The authors trained Natural Language Processing models BERT, DistilBERT and Big Bird over MLM, and monitored their power consumption in training and deployment.
The models were trained against DeepAI’s WikiText-103 dataset for 4 epochs in batches of eight, on 16 V100 GPUs, with four different power caps: 100W, 150W, 200W, and 250W (the default, or baseline, for a NVIDIA V100 GPU). The models featured scratch-trained parameters and random init values, to ensure comparable training evaluations.
As seen in the first image above, the results demonstrate good energy savings at non-linear, favorable increases in training time. The authors state:
‘Our experiments indicate that implementing power caps can significantly reduce energy usage at the cost of training time.’
Slimming Down ‘Big NLP’
Next the authors applied the same method to a more demanding scenario: training BERT with MLM on distributed configurations across multiple GPUs – a more typical use case for well-funded and well-publicized FAANG NLP models.
The main difference in this experiment was that a model might use anywhere between 2-400 GPUs per training instance. The same constraints for power usage were applied, and the same task used (WikiText-103). See second image above for graphs of the results.
The paper states:
‘Averaging across each choice of configuration, a 150W bound on power utilization led to an average 13.7% decrease in energy usage and 6.8% increase in training time compared to the default maximum. [The] 100W setting has significantly longer training times (31.4% longer on average). A 200W limit corresponds with almost the same training time as a 250W limit but more modest energy savings than a 150W limit.’
The authors suggest that these results support power-capping at 150W for GPU architectures and the applications that run on them. They also note that the energy savings obtained translate across hardware platforms, and ran the tests again to compare the outcomes for NVIDIA K80, T4 and A100 GPUs.
Inference, Not Training, Eats Power
The paper cites several prior studies demonstrating that, despite the headlines, it’s inference (the use of a finished model, such as an NLP model) and not training that draws the greatest amount of power, suggesting that as popular models are commodified and enter the mainstream, power usage could become a bigger issue than it currently is at this more nascent stage of NLP development.

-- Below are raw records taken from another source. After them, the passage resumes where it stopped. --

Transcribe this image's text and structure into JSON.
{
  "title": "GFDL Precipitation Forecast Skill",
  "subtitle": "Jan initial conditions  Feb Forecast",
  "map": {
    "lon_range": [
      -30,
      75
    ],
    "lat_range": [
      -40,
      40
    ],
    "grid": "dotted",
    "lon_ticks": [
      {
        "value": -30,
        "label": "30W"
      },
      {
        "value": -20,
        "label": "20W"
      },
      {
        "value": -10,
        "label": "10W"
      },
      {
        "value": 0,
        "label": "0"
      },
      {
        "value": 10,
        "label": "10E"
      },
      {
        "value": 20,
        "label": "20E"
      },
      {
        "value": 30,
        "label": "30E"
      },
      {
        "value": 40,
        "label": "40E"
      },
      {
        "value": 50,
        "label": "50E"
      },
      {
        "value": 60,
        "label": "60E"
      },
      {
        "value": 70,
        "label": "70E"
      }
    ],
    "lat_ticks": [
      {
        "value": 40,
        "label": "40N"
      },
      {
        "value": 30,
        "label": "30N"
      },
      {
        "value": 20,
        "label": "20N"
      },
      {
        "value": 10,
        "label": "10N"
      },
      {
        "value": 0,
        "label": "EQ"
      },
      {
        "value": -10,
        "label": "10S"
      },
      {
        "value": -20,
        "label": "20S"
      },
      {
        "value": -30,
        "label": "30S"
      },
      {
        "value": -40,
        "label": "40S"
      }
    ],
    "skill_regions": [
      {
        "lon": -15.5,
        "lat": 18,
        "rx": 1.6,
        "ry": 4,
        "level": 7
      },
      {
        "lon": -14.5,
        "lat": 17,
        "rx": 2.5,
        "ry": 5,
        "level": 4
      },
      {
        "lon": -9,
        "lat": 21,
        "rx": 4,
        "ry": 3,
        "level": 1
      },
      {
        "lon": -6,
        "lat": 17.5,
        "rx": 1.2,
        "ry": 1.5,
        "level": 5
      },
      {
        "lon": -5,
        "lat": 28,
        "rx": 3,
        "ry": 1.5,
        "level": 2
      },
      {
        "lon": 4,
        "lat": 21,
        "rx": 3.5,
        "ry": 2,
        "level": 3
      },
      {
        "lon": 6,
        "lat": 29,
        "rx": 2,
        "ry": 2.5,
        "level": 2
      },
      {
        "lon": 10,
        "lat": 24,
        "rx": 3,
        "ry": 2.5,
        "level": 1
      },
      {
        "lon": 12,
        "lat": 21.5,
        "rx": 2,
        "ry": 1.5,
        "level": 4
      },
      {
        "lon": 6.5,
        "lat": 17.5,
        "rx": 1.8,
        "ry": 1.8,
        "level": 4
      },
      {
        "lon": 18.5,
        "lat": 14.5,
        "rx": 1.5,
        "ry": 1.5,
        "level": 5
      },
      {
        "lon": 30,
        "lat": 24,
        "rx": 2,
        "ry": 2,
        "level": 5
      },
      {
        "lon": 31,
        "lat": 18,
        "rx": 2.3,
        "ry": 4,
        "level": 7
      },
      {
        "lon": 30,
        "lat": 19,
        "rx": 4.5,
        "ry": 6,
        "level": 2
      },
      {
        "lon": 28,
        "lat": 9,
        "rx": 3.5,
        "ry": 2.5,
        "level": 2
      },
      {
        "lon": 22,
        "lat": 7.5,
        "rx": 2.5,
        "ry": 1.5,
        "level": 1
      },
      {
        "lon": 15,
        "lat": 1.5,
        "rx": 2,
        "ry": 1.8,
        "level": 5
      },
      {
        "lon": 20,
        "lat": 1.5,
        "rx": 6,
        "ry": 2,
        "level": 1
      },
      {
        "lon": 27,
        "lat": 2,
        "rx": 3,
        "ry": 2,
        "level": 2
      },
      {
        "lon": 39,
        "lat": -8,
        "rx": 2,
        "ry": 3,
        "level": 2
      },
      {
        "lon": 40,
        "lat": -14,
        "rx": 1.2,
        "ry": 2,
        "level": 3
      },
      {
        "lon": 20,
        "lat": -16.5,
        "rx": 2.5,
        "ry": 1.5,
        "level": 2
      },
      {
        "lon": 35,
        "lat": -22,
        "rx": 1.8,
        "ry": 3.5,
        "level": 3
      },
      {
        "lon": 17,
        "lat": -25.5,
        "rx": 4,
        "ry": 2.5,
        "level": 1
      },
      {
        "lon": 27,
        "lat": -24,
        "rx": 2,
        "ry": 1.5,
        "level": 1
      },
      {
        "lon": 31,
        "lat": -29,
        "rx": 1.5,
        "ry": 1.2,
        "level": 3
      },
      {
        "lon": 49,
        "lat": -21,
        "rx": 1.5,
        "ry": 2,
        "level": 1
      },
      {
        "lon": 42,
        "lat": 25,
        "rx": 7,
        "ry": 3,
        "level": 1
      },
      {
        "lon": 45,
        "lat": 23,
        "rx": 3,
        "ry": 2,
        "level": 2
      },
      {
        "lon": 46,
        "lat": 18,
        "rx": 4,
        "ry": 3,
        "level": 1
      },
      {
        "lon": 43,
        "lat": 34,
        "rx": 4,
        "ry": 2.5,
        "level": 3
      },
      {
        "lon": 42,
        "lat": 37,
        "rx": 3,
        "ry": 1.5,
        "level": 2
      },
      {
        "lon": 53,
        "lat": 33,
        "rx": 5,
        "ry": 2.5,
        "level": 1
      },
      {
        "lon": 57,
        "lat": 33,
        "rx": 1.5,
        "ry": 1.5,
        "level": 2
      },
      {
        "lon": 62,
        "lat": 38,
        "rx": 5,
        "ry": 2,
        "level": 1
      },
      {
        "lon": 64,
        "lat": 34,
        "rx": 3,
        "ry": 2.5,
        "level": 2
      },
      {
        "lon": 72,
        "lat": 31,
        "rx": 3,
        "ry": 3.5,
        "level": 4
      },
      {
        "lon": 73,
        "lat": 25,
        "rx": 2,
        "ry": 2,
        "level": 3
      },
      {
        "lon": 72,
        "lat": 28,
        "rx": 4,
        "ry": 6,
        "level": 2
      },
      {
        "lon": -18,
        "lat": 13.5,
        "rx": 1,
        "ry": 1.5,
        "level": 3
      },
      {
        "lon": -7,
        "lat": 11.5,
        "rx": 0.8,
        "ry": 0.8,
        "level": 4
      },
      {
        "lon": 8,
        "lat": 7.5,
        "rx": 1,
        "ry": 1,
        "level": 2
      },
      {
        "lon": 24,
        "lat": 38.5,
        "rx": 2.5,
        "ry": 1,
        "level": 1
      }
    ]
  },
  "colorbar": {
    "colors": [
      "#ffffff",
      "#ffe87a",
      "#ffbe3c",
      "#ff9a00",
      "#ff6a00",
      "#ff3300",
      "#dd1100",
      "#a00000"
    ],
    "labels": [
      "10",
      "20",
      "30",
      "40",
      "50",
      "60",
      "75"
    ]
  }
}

Thus the researchers measured the impact of inference on power usage, finding that the imposition of power-caps has a notable effect on inference latency:
‘Compared to 250W, a 100W setting required double the inference time (a 114% increase) and consumed 11.0% less energy, 150W required 22.7% more time and saved 24.2% the energy, and 200W required 8.2% more time with 12.0% less energy.’
The paper suggests that training (if not inference, for obvious reasons) could be scheduled at times when the data center is at peak Power Usage Effectiveness (PUE) – effectively, that’s in the winter, and at night.
‘Significant energy savings can be obtained if workloads can be scheduled at times when a lower PUE is expected. For example, moving a short-running job from daytime to nighttime may provide a roughly 10% reduction, and moving a longer, expensive job (e.g. a language model taking weeks to complete) from summer to winter may see a 33% reduction.
‘While it is difficult to predict the savings that an individual researcher may achieve, the information presented here highlights the importance of environmental factors affecting the overall energy consumed by their workloads.’
Keep it Cloudy
Finally, the paper observes that homegrown processing resources are unlikely to have implemented the same efficiency measures as major data centers and high-level cloud compute players, and that environmental benefits could be gained by transferring workloads to locations that have invested heavily in good PUE.
‘While there is convenience in having private computing resources that are accessible, this convenience comes at a cost. Generally speaking energy savings and impact is more easily obtained at larger scales. Datacenters and cloud computing providers make significant investments in the efficiency of their facilities.’
* Pertinent links given by the paper.